- Born: Bukoba, Tanzania
- Education: Business Administration
- Alma mater: Metropolitan State University
- Occupations: filmmaker; Scriptwriter;
- Known for: Bongoland, Tusamehe
- Parent(s): Josiah Kibira and Martha Kibira

= Josiah Kibira (filmmaker) =

Tanzanian independent filmmaker

Josiah Kibira is a Tanzanian independent filmmaker.

== Life and career ==
He was born in Bukoba in Kagera Region, Tanzania, the son of Josiah Kibira and Martha Kibira. He attended college in Lindsborg, Kansas and graduated with a degree in Business Administration. He later obtained an MBA at Metropolitan State University in Minneapolis, Minnesota. He came to the realization that no movies had been made in Swahili.

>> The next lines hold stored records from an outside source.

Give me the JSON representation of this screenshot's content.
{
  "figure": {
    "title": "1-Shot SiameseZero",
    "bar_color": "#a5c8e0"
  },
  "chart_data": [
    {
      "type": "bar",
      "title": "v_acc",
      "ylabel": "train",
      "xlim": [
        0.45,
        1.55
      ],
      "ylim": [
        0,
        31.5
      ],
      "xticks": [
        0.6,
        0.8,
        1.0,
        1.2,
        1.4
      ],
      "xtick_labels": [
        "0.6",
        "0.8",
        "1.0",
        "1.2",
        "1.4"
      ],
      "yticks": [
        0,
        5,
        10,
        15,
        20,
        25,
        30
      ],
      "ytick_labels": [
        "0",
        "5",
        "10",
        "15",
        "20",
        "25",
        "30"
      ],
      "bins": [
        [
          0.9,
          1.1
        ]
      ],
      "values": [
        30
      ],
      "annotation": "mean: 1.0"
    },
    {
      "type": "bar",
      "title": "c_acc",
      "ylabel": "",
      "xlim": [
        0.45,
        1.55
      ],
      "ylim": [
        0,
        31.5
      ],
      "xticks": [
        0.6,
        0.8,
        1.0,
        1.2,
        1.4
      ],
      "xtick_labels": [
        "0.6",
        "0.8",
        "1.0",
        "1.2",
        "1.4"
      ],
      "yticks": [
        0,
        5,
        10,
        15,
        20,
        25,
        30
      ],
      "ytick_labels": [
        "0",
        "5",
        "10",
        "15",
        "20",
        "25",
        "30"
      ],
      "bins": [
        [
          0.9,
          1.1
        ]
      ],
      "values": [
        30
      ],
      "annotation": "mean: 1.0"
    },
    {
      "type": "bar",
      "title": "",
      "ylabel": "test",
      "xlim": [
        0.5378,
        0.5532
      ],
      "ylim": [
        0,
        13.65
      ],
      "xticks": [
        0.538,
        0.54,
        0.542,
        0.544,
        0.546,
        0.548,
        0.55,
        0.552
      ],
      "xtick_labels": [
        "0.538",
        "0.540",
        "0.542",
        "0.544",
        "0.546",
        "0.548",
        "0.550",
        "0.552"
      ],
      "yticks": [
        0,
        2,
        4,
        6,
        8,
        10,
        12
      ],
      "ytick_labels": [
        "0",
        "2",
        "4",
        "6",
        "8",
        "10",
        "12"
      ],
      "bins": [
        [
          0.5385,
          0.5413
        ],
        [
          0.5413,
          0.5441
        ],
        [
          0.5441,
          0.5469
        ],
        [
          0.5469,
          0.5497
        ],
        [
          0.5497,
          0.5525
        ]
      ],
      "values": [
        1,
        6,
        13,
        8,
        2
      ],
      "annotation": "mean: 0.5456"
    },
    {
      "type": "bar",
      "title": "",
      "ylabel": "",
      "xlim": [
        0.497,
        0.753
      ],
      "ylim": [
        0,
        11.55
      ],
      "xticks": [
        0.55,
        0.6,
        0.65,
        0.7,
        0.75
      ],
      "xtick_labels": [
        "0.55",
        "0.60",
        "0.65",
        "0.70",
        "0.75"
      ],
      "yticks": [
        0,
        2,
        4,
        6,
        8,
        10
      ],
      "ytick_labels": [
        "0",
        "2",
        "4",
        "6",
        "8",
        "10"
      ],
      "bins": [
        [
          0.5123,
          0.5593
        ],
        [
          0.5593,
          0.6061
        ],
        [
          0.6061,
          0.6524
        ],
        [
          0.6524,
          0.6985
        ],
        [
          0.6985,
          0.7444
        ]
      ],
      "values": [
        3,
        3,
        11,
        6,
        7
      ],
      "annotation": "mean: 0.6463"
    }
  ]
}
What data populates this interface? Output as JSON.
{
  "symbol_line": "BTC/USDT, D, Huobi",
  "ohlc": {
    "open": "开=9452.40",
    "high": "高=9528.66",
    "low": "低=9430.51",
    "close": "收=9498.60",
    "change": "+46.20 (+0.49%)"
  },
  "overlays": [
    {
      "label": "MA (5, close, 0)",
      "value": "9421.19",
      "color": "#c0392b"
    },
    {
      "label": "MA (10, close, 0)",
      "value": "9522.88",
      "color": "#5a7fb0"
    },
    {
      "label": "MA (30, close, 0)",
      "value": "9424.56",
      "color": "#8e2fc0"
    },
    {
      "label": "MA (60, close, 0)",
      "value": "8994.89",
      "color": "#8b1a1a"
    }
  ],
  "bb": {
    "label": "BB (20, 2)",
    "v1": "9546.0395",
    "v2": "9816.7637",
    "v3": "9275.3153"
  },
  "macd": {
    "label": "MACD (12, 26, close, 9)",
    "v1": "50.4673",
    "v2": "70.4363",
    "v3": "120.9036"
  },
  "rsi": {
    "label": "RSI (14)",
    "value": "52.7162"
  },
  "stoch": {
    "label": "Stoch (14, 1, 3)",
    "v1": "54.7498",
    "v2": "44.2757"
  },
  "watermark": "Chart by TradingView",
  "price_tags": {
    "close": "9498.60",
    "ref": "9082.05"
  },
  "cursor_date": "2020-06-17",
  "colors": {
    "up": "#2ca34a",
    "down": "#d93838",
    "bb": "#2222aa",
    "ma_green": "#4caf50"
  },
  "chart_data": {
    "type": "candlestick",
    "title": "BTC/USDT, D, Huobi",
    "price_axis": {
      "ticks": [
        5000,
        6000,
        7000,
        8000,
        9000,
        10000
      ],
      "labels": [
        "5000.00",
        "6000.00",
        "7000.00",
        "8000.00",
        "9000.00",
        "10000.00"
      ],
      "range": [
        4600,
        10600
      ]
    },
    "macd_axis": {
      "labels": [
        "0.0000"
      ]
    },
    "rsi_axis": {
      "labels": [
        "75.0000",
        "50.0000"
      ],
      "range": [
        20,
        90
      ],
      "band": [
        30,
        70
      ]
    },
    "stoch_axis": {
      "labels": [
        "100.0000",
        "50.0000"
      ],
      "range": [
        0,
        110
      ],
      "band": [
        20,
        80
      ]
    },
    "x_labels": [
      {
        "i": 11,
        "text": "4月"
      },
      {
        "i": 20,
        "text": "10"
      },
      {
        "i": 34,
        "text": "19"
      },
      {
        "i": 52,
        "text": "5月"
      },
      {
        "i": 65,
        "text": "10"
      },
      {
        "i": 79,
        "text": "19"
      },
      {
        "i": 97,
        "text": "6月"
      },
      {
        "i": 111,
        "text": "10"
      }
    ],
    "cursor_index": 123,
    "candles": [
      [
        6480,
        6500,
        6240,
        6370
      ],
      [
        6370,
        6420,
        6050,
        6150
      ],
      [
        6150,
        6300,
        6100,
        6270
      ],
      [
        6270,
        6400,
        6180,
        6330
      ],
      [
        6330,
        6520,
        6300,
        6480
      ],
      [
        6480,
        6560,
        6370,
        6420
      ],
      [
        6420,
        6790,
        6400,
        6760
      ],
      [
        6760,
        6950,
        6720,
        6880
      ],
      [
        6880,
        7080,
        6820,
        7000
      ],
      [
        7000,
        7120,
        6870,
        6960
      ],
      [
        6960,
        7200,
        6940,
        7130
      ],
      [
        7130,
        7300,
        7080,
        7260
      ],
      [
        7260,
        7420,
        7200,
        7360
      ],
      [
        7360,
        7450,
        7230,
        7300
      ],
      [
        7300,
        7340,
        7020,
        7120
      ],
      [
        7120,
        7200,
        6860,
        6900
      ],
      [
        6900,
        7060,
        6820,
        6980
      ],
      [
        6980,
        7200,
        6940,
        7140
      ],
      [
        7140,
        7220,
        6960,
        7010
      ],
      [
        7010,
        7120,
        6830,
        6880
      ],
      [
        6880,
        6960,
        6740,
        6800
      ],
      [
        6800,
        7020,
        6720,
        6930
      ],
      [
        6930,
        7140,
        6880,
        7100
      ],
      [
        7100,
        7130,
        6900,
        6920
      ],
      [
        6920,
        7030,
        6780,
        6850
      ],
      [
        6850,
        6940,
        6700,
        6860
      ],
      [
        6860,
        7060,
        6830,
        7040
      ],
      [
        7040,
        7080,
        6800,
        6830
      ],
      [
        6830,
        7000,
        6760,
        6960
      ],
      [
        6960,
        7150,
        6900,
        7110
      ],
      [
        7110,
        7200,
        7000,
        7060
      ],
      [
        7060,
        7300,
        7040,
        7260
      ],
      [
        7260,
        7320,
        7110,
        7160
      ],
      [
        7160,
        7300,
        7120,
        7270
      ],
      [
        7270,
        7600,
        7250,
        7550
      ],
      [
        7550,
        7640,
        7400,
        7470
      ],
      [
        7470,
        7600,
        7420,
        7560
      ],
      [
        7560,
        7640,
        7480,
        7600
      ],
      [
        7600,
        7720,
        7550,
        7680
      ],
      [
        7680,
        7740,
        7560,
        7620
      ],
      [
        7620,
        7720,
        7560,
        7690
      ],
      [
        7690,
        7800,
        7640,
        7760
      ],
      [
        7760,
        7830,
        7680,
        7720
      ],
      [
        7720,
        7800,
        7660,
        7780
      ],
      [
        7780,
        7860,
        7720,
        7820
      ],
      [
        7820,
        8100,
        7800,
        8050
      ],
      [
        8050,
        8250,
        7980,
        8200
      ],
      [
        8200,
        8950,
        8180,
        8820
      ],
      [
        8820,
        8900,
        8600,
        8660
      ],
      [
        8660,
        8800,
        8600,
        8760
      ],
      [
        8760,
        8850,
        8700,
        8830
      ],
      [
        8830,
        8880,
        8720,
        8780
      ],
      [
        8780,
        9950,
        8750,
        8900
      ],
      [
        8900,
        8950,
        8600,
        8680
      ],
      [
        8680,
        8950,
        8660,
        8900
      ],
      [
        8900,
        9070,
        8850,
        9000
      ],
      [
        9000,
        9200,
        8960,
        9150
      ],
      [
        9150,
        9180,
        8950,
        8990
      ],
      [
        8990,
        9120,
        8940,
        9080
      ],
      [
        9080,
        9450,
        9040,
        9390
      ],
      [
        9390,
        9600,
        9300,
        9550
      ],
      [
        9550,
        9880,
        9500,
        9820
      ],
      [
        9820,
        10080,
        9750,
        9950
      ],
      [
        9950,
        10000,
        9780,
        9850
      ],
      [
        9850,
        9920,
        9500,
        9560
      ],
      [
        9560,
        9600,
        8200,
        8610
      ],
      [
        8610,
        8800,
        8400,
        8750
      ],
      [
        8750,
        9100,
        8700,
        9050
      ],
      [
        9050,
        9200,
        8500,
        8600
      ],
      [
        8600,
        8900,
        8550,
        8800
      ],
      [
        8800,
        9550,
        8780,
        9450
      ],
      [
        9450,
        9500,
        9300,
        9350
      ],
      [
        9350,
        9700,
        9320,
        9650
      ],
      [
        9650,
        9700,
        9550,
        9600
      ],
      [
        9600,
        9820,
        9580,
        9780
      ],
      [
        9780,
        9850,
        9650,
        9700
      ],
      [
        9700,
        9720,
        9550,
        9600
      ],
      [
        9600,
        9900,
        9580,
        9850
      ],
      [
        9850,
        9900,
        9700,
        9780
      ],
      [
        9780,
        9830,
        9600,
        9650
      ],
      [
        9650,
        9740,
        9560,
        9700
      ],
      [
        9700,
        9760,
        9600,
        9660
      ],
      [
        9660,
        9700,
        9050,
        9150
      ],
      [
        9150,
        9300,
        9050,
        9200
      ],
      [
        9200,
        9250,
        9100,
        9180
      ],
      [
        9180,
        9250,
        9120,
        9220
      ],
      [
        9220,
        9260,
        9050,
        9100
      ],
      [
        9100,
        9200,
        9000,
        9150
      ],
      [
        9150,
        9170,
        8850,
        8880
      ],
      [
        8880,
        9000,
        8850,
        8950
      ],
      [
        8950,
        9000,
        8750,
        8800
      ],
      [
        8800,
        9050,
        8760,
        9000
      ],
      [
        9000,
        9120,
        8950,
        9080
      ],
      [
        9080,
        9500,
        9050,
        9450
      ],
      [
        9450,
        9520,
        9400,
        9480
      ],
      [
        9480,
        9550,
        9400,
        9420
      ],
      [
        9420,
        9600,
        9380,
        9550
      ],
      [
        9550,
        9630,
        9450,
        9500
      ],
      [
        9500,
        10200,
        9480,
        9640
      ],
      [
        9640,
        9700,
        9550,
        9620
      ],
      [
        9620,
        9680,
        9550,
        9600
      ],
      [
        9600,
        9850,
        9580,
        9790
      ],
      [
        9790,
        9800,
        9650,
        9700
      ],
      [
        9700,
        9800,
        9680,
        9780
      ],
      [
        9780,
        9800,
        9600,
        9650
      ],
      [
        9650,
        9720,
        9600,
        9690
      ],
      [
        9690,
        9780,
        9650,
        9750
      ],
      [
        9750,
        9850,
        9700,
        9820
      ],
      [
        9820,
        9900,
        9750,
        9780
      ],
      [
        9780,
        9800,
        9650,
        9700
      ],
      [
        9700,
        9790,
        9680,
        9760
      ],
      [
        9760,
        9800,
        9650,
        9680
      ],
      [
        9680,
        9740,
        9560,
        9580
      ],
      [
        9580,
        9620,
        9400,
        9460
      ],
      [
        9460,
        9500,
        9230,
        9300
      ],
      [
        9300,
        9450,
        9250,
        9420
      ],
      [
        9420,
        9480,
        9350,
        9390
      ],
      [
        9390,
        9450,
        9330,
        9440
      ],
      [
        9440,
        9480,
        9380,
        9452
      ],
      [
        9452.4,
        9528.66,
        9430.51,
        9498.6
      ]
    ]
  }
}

After contemplating this for several years, he wrote a script for a Swahili movie. It took him another 3 years to start making the movie. Finally, the movie Bongoland was made. According to him, the arrival of digital video cameras made it easy for independent filmmakers to produce movies cheaply.

After Bongoland, Kibira continued to write and make movies in Swahili. Tusamehe was his second movie, intended to raise awareness of the AIDS epidemic that was ravaging African countries at the time, especially his own country of Tanzania.